Bisnis.com, JAKARTA – Penggunaan dompet digital dinilai mampu menjadi stimulus untuk mengerek kinerja perekonomian pada kuartal IV/2020 dengan melakukan konsumsi melalui transaksi non tunai dan belanja daring.
Koordinator Pusat Inovasi dan Inkubator Bisnis Universitas Negeri Jakarta (UNJ) Dianta Sebayang mengatakan bahwa penggunaan dompet digital makin erat dengan pola konsumsi masyarakat sehingga memiliki potensi untuk meningkatkan persentase kinerja perekonomian yang tumbuh negatif di kuartal III/2020
“Sebenarnya dompet digital adalah barang pengganti dari dompet konvensional atau kartu debit, platform ini memberikan kemudahan kepada masyarakat untuk tetap bisa berkonsumsi, khususnya konsumsi via daring,” katanya saat dihubungi Bisnis, Jumat (6/11/2020).

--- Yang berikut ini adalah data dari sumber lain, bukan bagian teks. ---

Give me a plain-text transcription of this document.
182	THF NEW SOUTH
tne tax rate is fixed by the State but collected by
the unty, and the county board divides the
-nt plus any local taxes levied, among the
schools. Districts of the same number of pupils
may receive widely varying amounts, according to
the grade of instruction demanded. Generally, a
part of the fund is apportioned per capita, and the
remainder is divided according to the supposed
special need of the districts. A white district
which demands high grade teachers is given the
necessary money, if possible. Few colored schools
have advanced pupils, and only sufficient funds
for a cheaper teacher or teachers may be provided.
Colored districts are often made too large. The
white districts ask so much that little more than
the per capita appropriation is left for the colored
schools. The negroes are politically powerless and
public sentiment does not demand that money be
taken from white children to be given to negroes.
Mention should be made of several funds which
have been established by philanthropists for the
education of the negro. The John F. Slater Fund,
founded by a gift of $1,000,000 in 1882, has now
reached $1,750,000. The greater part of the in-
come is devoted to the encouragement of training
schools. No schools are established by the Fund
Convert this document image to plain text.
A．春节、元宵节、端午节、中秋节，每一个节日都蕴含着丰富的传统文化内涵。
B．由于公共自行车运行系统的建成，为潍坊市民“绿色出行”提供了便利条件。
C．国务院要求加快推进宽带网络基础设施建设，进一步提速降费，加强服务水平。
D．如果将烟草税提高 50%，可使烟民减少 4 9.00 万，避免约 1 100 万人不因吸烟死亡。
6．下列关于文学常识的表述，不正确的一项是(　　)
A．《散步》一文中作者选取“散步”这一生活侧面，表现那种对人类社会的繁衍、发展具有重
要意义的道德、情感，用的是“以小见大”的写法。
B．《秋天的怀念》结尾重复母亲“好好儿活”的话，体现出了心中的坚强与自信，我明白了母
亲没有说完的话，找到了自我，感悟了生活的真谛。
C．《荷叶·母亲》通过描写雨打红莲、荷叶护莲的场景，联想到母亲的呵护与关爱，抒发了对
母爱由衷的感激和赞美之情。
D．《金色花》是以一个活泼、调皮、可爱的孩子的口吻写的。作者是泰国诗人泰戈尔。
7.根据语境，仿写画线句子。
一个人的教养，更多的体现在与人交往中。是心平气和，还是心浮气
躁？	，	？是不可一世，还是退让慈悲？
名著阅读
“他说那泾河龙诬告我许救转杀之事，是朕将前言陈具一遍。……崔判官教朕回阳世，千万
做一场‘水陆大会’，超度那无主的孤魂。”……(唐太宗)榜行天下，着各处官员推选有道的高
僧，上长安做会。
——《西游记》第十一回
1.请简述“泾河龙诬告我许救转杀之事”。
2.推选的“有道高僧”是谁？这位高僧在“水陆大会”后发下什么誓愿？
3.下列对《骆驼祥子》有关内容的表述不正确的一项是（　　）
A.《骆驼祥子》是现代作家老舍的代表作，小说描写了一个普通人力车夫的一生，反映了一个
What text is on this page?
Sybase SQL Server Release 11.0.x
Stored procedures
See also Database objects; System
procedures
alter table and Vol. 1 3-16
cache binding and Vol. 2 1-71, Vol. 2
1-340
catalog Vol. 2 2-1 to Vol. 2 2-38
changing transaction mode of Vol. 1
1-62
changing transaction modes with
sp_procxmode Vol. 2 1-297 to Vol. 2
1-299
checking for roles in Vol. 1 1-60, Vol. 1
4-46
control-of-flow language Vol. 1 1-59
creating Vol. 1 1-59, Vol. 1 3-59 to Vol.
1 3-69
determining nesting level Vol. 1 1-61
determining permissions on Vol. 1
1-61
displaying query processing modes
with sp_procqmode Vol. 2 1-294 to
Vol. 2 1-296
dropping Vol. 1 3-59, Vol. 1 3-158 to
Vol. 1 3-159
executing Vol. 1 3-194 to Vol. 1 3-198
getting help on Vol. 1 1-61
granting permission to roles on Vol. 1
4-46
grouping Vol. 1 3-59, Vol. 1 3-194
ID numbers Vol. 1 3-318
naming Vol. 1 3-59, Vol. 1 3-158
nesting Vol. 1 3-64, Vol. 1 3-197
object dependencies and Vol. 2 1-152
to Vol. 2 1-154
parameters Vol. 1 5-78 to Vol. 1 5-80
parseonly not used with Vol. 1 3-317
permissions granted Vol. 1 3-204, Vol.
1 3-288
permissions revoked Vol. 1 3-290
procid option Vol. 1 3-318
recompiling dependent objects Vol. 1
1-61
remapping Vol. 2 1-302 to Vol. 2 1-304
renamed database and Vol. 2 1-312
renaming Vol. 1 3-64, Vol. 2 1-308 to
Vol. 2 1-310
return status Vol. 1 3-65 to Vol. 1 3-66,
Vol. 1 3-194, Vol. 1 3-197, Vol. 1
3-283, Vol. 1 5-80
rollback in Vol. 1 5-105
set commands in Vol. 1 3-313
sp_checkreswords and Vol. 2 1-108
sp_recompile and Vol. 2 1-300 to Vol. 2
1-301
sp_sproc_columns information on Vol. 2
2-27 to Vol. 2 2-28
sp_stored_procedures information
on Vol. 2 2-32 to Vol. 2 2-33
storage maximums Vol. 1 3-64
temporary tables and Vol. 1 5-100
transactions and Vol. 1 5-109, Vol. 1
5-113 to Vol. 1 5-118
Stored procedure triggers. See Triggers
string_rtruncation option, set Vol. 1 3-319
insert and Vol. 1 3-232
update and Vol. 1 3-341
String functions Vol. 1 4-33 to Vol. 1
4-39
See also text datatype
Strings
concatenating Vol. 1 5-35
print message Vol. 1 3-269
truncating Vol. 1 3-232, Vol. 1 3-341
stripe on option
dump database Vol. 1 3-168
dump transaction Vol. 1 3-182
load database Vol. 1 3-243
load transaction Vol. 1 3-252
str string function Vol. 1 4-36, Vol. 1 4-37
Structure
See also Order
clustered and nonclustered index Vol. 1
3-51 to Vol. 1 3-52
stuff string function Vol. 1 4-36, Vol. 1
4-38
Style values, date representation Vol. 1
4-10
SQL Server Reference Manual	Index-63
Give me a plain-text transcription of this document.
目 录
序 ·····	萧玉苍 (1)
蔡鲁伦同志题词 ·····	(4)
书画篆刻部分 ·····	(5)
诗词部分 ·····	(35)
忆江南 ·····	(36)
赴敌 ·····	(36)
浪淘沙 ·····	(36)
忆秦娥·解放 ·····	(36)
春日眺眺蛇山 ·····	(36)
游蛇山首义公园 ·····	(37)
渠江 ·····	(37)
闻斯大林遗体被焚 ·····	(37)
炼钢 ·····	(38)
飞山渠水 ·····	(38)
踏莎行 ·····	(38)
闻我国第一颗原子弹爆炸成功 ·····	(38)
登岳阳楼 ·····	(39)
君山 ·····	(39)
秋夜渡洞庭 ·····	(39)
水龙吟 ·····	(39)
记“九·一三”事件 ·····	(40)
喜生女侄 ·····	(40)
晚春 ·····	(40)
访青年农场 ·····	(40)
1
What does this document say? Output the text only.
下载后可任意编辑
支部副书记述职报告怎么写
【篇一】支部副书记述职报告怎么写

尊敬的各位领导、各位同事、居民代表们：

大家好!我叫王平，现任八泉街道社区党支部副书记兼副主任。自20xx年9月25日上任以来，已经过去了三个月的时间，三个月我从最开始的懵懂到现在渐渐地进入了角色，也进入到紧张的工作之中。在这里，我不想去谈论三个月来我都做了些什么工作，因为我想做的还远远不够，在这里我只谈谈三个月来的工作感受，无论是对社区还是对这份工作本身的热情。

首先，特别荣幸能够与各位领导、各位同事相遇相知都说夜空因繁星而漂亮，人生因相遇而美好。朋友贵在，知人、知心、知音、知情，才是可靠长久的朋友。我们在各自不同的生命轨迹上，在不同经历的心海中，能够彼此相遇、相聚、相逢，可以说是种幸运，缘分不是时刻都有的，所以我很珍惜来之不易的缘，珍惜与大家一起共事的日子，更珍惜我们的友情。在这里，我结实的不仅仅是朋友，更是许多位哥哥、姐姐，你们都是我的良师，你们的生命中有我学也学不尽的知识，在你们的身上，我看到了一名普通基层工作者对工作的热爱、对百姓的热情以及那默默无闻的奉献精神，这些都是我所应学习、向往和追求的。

Lebih lanjut, dia menjelaskan bahwa kuartal IV/2020 akan menjadi momentum untuk melakukan penetrasi yang lebih mendalam dan masif ke masyarakat bagi dompet digital dengan strategi umum seperti promo, diskon, poin, atau layanan lainnya.
Dianta pun memprediksikan bahwa pertumbuhan dompet digital pada kuartal IV/2020 mampu mencapai angka 20 persen dibandingkan kuartal III/2020. Kemudian, untuk kontribusinya terhadap kinerja perekonomian pada akhir 2020 paling tinggi hanya mampu di angka 10 persen.
Survei perusahaan riset asal Prancis, Ipsos dalam laporannya per 4 November 2020 menunjukkan bahwa masyarakat makin dekat dengan penggunaan dompet digital.
Adapun, dalam laporan tersebut pengguna lebih nyaman dengan platform ShopeePay dan disusul GoPay, serta OVO selama tiga bulan terakhir. Selain karena banyaknya promosi, konsumen menilai dompet digital mudah digunakan.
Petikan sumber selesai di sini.